More troublingly, this does not appear to be a one-quarter issue, with SanDisk saying in its press release that it expects those complicating factors to impact its financial results for the rest of the year. Not surprisingly, the company said 2015 revenue will be "lower than previous guidance," and it withdrew its prior forecasts for both the quarter and the full year.
What are analysts now expecting?
The average analyst estimates for SanDisk's full-year revenue and earnings per share now sit at $6.28 billion and $4.49, respectively. That means SanDisk sales are expected to decline by about 5.3% and earnings per share by 20% year over year.

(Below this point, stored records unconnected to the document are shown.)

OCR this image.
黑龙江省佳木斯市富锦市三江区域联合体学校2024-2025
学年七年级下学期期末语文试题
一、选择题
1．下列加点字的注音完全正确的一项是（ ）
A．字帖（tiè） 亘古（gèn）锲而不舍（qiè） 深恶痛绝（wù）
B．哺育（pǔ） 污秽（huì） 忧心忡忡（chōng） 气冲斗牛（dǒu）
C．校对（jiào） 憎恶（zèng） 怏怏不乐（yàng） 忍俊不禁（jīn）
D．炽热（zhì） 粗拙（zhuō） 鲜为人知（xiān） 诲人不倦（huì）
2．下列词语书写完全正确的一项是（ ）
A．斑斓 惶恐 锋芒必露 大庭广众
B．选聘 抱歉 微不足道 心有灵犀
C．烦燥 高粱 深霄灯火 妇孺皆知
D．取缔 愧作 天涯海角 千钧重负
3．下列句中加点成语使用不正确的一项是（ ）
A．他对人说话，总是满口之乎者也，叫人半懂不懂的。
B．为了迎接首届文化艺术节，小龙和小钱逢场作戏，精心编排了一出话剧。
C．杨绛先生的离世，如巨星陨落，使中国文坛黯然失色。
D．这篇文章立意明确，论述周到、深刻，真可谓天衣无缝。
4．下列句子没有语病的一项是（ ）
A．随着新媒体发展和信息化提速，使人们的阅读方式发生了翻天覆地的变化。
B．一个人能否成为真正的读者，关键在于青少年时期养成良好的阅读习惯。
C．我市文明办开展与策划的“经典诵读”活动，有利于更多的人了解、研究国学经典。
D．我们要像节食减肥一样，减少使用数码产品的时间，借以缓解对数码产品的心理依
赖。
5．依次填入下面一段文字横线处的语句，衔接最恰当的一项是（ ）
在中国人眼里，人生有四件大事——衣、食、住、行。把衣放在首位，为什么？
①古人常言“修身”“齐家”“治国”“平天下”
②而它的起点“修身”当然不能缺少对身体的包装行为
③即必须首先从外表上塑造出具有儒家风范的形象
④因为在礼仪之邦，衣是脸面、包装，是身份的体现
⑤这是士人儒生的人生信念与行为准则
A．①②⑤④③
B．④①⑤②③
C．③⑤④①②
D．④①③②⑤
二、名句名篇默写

Sales are expected to grow by 9.6% in 2016, with earnings per share rebounding to $5.44.
At the most recent close of $64.98 per share, SanDisk trades at 14.5 times the current-year earnings estimate and 11.9 times the 2016 estimate. This is hardly an expensive stock, but I believe the two consecutive revenue and profit misses against analyst expectations do not sit too well with investors, leading to a sub-market earnings multiple.
Are SanDisk's future prospects still intact?
It's worth stepping back to understand exactly what is going on with SanDisk; to do that, we need to rewind to the last quarterly report. At the time, SanDisk issued a fairly disappointing guidance. Management said the loss of a major OEM customer would lead to a weak first half of 2015.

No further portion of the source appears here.